After starting his own investigations into the fires he claims another member of staff was appointed to monitor his activities.

He was dismissed by Glasgow School of Art around 18 months after the second fire. 

He took the school to an employment tribunal claiming unfair dismissal but lost his case.  It concluded that Prof Gibb had made statements in the media which were a "breach of the respondent’s policies and in no way fell within the ambit of academic freedom".

The judge, Mark Whitcombe, said Prof Gibb could have raised his concerns through GSA's whistleblowing policy and said they did not qualify as protected disclosures.

"I probably didn't have any hope of winning," he says. "The judge was applying the law."

"However, he stated that I was clearly an expert in my field." 

Prof Gibb says he has no regrets about speaking out and had "an enormous amount of support" from colleagues.

 "The issue is much bigger than me being employed by Glasgow School of  Art," he said.

He believes that the Mack building should be rebuilt in the image of the original, but says doing it now will be "unbelievably expensive".

The Herald: Glasgow School of Art's prized library Glasgow School of Art's prized library (Image: Newsquest)

"The building is an icon of Glasgow and it makes Glasgow bigger," he said.

He says he has no confidence that what remains of the Mack building is safe from the threat of another fire and would like to see the school taken over by a trust.

"Glasgow School of Art is a quango and the only body that the board is answerable to is the Scottish Funding Council," he says.

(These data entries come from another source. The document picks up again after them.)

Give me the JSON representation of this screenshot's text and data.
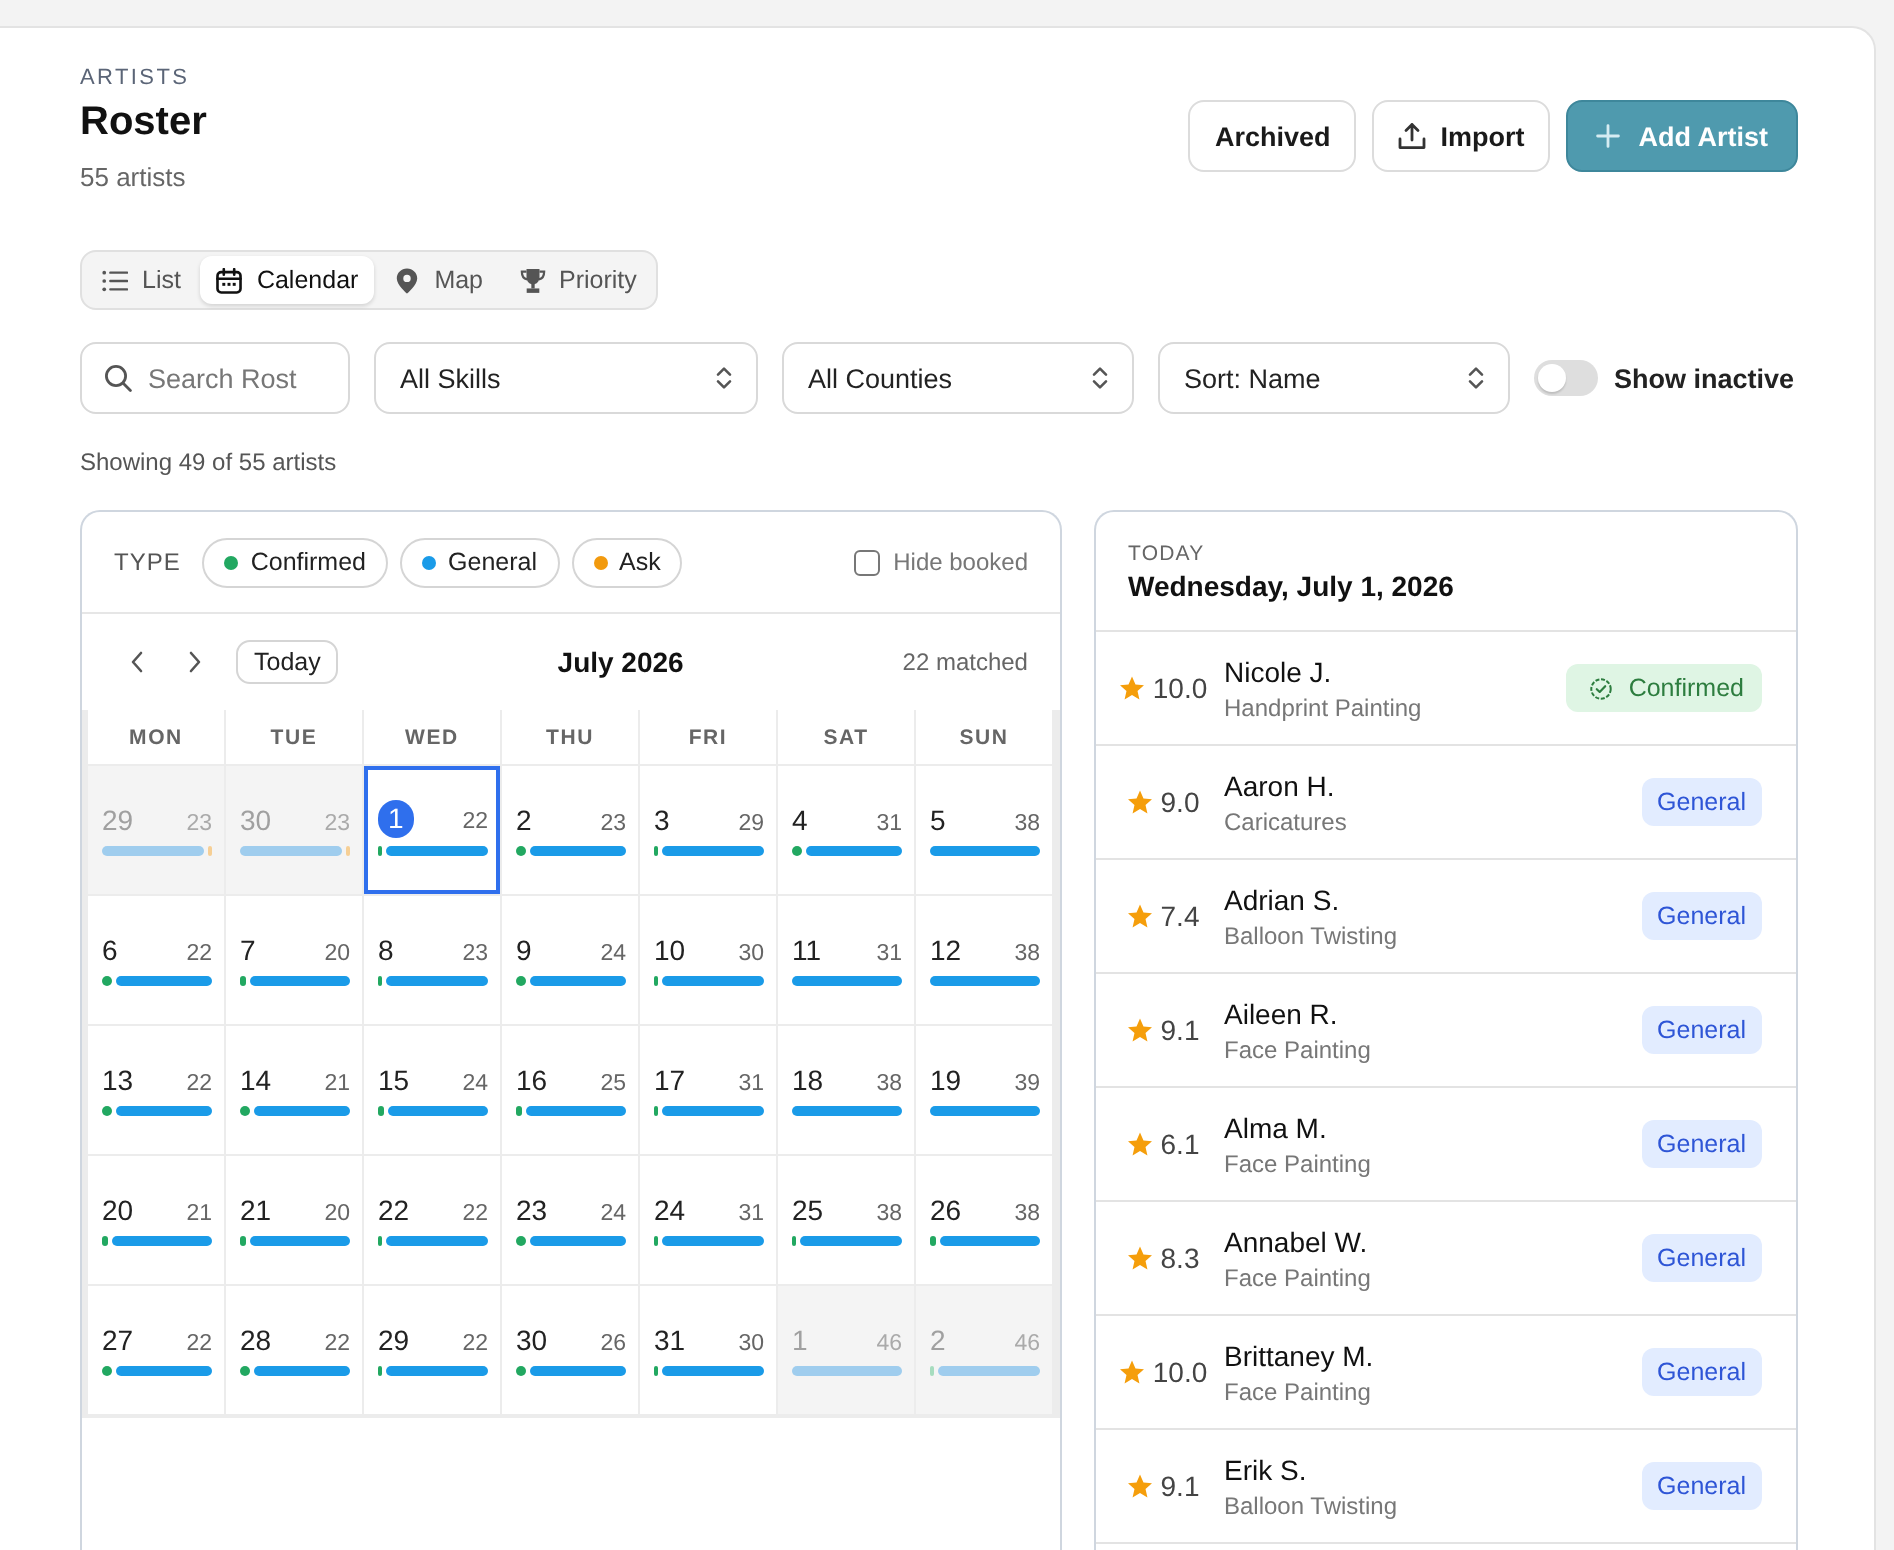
{
  "header": {
    "eyebrow": "ARTISTS",
    "title": "Roster",
    "subtitle": "55 artists"
  },
  "actions": [
    {
      "label": "Archived",
      "kind": "plain"
    },
    {
      "label": "Import",
      "kind": "upload"
    },
    {
      "label": "Add Artist",
      "kind": "add"
    }
  ],
  "view_tabs": [
    {
      "label": "List",
      "selected": false
    },
    {
      "label": "Calendar",
      "selected": true
    },
    {
      "label": "Map",
      "selected": false
    },
    {
      "label": "Priority",
      "selected": false
    }
  ],
  "filters": {
    "search": {
      "placeholder": "Search Rost"
    },
    "selects": [
      {
        "value": "All Skills"
      },
      {
        "value": "All Counties"
      },
      {
        "value": "Sort: Name"
      }
    ],
    "toggle": {
      "label": "Show inactive",
      "on": false
    }
  },
  "result_count": "Showing 49 of 55 artists",
  "calendar": {
    "type_label": "TYPE",
    "legend": [
      {
        "label": "Confirmed",
        "color": "#22a861"
      },
      {
        "label": "General",
        "color": "#1a9be8"
      },
      {
        "label": "Ask",
        "color": "#f29a0e"
      }
    ],
    "hide_booked": {
      "label": "Hide booked",
      "checked": false
    },
    "today_button": "Today",
    "month": "July 2026",
    "matched": "22 matched",
    "weekdays": [
      "MON",
      "TUE",
      "WED",
      "THU",
      "FRI",
      "SAT",
      "SUN"
    ],
    "weeks": [
      {
        "days": [
          {
            "day": "29",
            "count": "23",
            "outside": true,
            "today": false,
            "bars": [
              {
                "kind": "general"
              },
              {
                "kind": "ask"
              }
            ]
          },
          {
            "day": "30",
            "count": "23",
            "outside": true,
            "today": false,
            "bars": [
              {
                "kind": "general"
              },
              {
                "kind": "ask"
              }
            ]
          },
          {
            "day": "1",
            "count": "22",
            "outside": false,
            "today": true,
            "bars": [
              {
                "kind": "line"
              },
              {
                "kind": "general"
              }
            ]
          },
          {
            "day": "2",
            "count": "23",
            "outside": false,
            "today": false,
            "bars": [
              {
                "kind": "dot"
              },
              {
                "kind": "general"
              }
            ]
          },
          {
            "day": "3",
            "count": "29",
            "outside": false,
            "today": false,
            "bars": [
              {
                "kind": "line"
              },
              {
                "kind": "general"
              }
            ]
          },
          {
            "day": "4",
            "count": "31",
            "outside": false,
            "today": false,
            "bars": [
              {
                "kind": "dot"
              },
              {
                "kind": "general"
              }
            ]
          },
          {
            "day": "5",
            "count": "38",
            "outside": false,
            "today": false,
            "bars": [
              {
                "kind": "general"
              }
            ]
          }
        ]
      },
      {
        "days": [
          {
            "day": "6",
            "count": "22",
            "outside": false,
            "today": false,
            "bars": [
              {
                "kind": "dot"
              },
              {
                "kind": "general"
              }
            ]
          },
          {
            "day": "7",
            "count": "20",
            "outside": false,
            "today": false,
            "bars": [
              {
                "kind": "tick"
              },
              {
                "kind": "general"
              }
            ]
          },
          {
            "day": "8",
            "count": "23",
            "outside": false,
            "today": false,
            "bars": [
              {
                "kind": "line"
              },
              {
                "kind": "general"
              }
            ]
          },
          {
            "day": "9",
            "count": "24",
            "outside": false,
            "today": false,
            "bars": [
              {
                "kind": "dot"
              },
              {
                "kind": "general"
              }
            ]
          },
          {
            "day": "10",
            "count": "30",
            "outside": false,
            "today": false,
            "bars": [
              {
                "kind": "line"
              },
              {
                "kind": "general"
              }
            ]
          },
          {
            "day": "11",
            "count": "31",
            "outside": false,
            "today": false,
            "bars": [
              {
                "kind": "general"
              }
            ]
          },
          {
            "day": "12",
            "count": "38",
            "outside": false,
            "today": false,
            "bars": [
              {
                "kind": "general"
              }
            ]
          }
        ]
      },
      {
        "days": [
          {
            "day": "13",
            "count": "22",
            "outside": false,
            "today": false,
            "bars": [
              {
                "kind": "dot"
              },
              {
                "kind": "general"
              }
            ]
          },
          {
            "day": "14",
            "count": "21",
            "outside": false,
            "today": false,
            "bars": [
              {
                "kind": "dot"
              },
              {
                "kind": "general"
              }
            ]
          },
          {
            "day": "15",
            "count": "24",
            "outside": false,
            "today": false,
            "bars": [
              {
                "kind": "tick"
              },
              {
                "kind": "general"
              }
            ]
          },
          {
            "day": "16",
            "count": "25",
            "outside": false,
            "today": false,
            "bars": [
              {
                "kind": "tick"
              },
              {
                "kind": "general"
              }
            ]
          },
          {
            "day": "17",
            "count": "31",
            "outside": false,
            "today": false,
            "bars": [
              {
                "kind": "line"
              },
              {
                "kind": "general"
              }
            ]
          },
          {
            "day": "18",
            "count": "38",
            "outside": false,
            "today": false,
            "bars": [
              {
                "kind": "general"
              }
            ]
          },
          {
            "day": "19",
            "count": "39",
            "outside": false,
            "today": false,
            "bars": [
              {
                "kind": "general"
              }
            ]
          }
        ]
      },
      {
        "days": [
          {
            "day": "20",
            "count": "21",
            "outside": false,
            "today": false,
            "bars": [
              {
                "kind": "tick"
              },
              {
                "kind": "general"
              }
            ]
          },
          {
            "day": "21",
            "count": "20",
            "outside": false,
            "today": false,
            "bars": [
              {
                "kind": "tick"
              },
              {
                "kind": "general"
              }
            ]
          },
          {
            "day": "22",
            "count": "22",
            "outside": false,
            "today": false,
            "bars": [
              {
                "kind": "line"
              },
              {
                "kind": "general"
              }
            ]
          },
          {
            "day": "23",
            "count": "24",
            "outside": false,
            "today": false,
            "bars": [
              {
                "kind": "dot"
              },
              {
                "kind": "general"
              }
            ]
          },
          {
            "day": "24",
            "count": "31",
            "outside": false,
            "today": false,
            "bars": [
              {
                "kind": "line"
              },
              {
                "kind": "general"
              }
            ]
          },
          {
            "day": "25",
            "count": "38",
            "outside": false,
            "today": false,
            "bars": [
              {
                "kind": "line"
              },
              {
                "kind": "general"
              }
            ]
          },
          {
            "day": "26",
            "count": "38",
            "outside": false,
            "today": false,
            "bars": [
              {
                "kind": "tick"
              },
              {
                "kind": "general"
              }
            ]
          }
        ]
      },
      {
        "days": [
          {
            "day": "27",
            "count": "22",
            "outside": false,
            "today": false,
            "bars": [
              {
                "kind": "dot"
              },
              {
                "kind": "general"
              }
            ]
          },
          {
            "day": "28",
            "count": "22",
            "outside": false,
            "today": false,
            "bars": [
              {
                "kind": "dot"
              },
              {
                "kind": "general"
              }
            ]
          },
          {
            "day": "29",
            "count": "22",
            "outside": false,
            "today": false,
            "bars": [
              {
                "kind": "line"
              },
              {
                "kind": "general"
              }
            ]
          },
          {
            "day": "30",
            "count": "26",
            "outside": false,
            "today": false,
            "bars": [
              {
                "kind": "dot"
              },
              {
                "kind": "general"
              }
            ]
          },
          {
            "day": "31",
            "count": "30",
            "outside": false,
            "today": false,
            "bars": [
              {
                "kind": "line"
              },
              {
                "kind": "general"
              }
            ]
          },
          {
            "day": "1",
            "count": "46",
            "outside": true,
            "today": false,
            "bars": [
              {
                "kind": "general"
              }
            ]
          },
          {
            "day": "2",
            "count": "46",
            "outside": true,
            "today": false,
            "bars": [
              {
                "kind": "line"
              },
              {
                "kind": "general"
              }
            ]
          }
        ]
      }
    ]
  },
  "today_panel": {
    "eyebrow": "TODAY",
    "date": "Wednesday, July 1, 2026",
    "artists": [
      {
        "score": "10.0",
        "name": "Nicole J.",
        "skill": "Handprint Painting",
        "status": {
          "kind": "confirmed",
          "label": "Confirmed"
        }
      },
      {
        "score": "9.0",
        "name": "Aaron H.",
        "skill": "Caricatures",
        "status": {
          "kind": "general",
          "label": "General"
        }
      },
      {
        "score": "7.4",
        "name": "Adrian S.",
        "skill": "Balloon Twisting",
        "status": {
          "kind": "general",
          "label": "General"
        }
      },
      {
        "score": "9.1",
        "name": "Aileen R.",
        "skill": "Face Painting",
        "status": {
          "kind": "general",
          "label": "General"
        }
      },
      {
        "score": "6.1",
        "name": "Alma M.",
        "skill": "Face Painting",
        "status": {
          "kind": "general",
          "label": "General"
        }
      },
      {
        "score": "8.3",
        "name": "Annabel W.",
        "skill": "Face Painting",
        "status": {
          "kind": "general",
          "label": "General"
        }
      },
      {
        "score": "10.0",
        "name": "Brittaney M.",
        "skill": "Face Painting",
        "status": {
          "kind": "general",
          "label": "General"
        }
      },
      {
        "score": "9.1",
        "name": "Erik S.",
        "skill": "Balloon Twisting",
        "status": {
          "kind": "general",
          "label": "General"
        }
      }
    ]
  }
}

"The solution is to take the art school building away from Glasgow School of Art and give it to a trust, whose only role is to protect that building and the school can become a tenant.

"That's the only way you can preserve its future."

He believes that the twin fires should have led to a public inquiry "because it would have given the Scottish Government the right to obtain documents that he claims the school has refused to give out".

He added: "The problem is that the second fire was caused by nothing being learned from the first.

"If we don't learn from the second, this is going to continue if not in the Glasgow School of Art, in other historic buildings."

Scott Parsons, director of strategy and marketing at The Glasgow School of Art said: "We have always recognised that some people have very strong opinions on the circumstances surrounding and responses to the 2014 and 2018 fires. 

"These have been acknowledged, considered and responded to by us and others through the SFRS fire investigation report, the Scottish Parliament Culture, Tourism, Europe and External Affairs Committee and in the media. 

"While we appreciate some opinions remain strongly held, our focus, attention and effort is on working to progress what is a very complex project alongside our primary purpose of education and research in art, design and architecture."